Das aktuelle GEIG verpflichtet lediglich bei größeren Renovierungen und Neubauten zur Errichtung von Ladeinfrastruktur. Das stellt Menschen, die in Mehrfamilienhäusern im Bestand leben, vor Herausforderungen. Friederike Piper, Referentin für E-Mobilität und Studienleiterin von T&E, betont: „Wenn wir im Bestand nur auf Vorgaben bei Renovierungen setzen, dann wird private Ladeinfrastruktur zum Jahrhundertprojekt. Die Hälfte aller deutschen Wohnungen befinden sich in Mehrfamilienhäusern. Dies muss bei der Mobilitätswende mitgedacht werden, denn bei der E-Mobilität für die breite Bevölkerung geht es nicht nur um günstige E-Autos, sondern auch um günstiges Laden.“

Welche Auswirkungen haben hohe Ladeleistungen auf die Stromnetze?

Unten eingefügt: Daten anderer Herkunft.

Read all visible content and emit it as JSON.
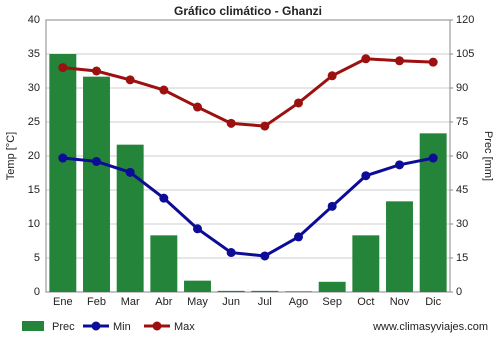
{
  "chart_data": {
    "type": "bar",
    "title": "Gráfico climático - Ghanzi",
    "categories": [
      "Ene",
      "Feb",
      "Mar",
      "Abr",
      "May",
      "Jun",
      "Jul",
      "Ago",
      "Sep",
      "Oct",
      "Nov",
      "Dic"
    ],
    "series": [
      {
        "name": "Prec",
        "type": "bar",
        "axis": "y2",
        "color": "#23843a",
        "values": [
          105,
          95,
          65,
          25,
          5,
          0.5,
          0.5,
          0.3,
          4.5,
          25,
          40,
          70
        ]
      },
      {
        "name": "Min",
        "type": "line",
        "color": "#0c0c96",
        "values": [
          19.7,
          19.2,
          17.6,
          13.8,
          9.3,
          5.8,
          5.3,
          8.1,
          12.6,
          17.1,
          18.7,
          19.7
        ]
      },
      {
        "name": "Max",
        "type": "line",
        "color": "#9c1010",
        "values": [
          33.0,
          32.5,
          31.2,
          29.7,
          27.2,
          24.8,
          24.4,
          27.8,
          31.8,
          34.3,
          34.0,
          33.8
        ]
      }
    ],
    "ylabel": "Temp [°C]",
    "y2label": "Prec [mm]",
    "ylim": [
      0,
      40
    ],
    "yticks": [
      0,
      5,
      10,
      15,
      20,
      25,
      30,
      35,
      40
    ],
    "y2lim": [
      0,
      120
    ],
    "y2ticks": [
      0,
      15,
      30,
      45,
      60,
      75,
      90,
      105,
      120
    ],
    "grid": true,
    "legend": "bottom-left",
    "source": "www.climasyviajes.com"
  }
}
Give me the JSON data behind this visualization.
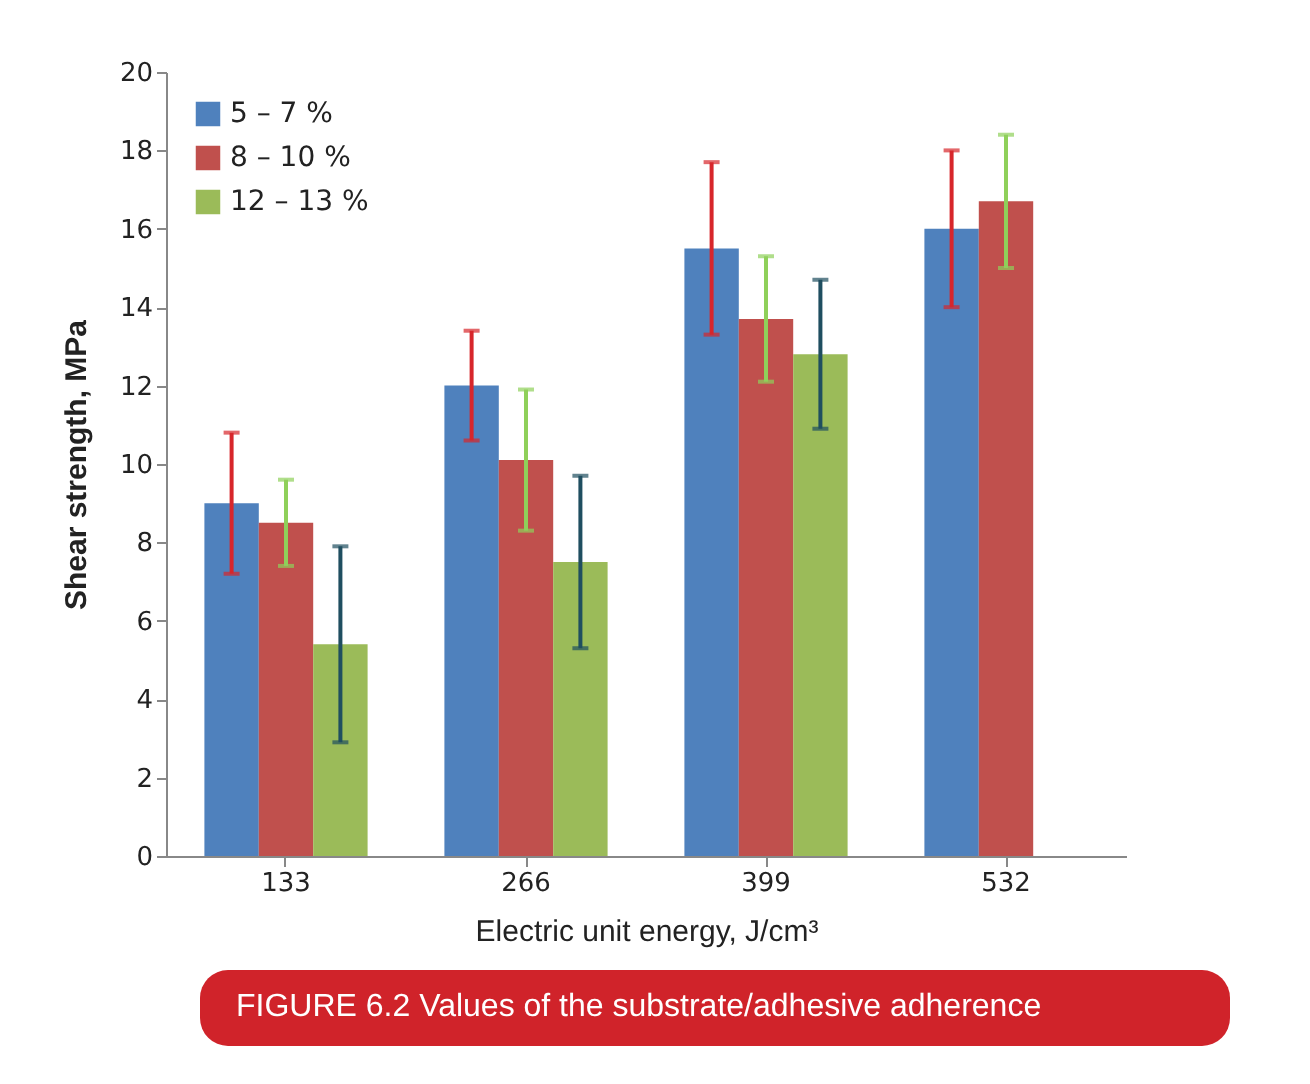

Für Niederspannungsnetze geht die Studie zukünftig von einer deutlichen Mehrbelastung aus, wie Studienautor Dr. Matthias Kühnbach vom Fraunhofer ISE betont: „Diese kann dort, wo es schon heute starke Auslastungen gibt, einen Netzausbau erforderlich machen. Der Einsatz eines netzorientierten Lastmanagements könnte dabei Lastspitzen verringern und zeitlich verkürzen. Da die Elektrifizierung des Fahrzeugbestandes im Jahr 2030 noch immer steil anwachsen wird, ist für den Zeitraum nach 2030 mit weiteren Herausforderungen im Verteilnetz zu rechnen.“ Dabei erscheint auch die Nutzung von Energiemanagementsystemen für private Ladevorgänge äußerst sinnvoll, damit solche E-Fahrzeuge bevorzugt behandelt werden können, die lediglich eine kurze Standzeit oder einen großen kurzfristigen Energiebedarf haben.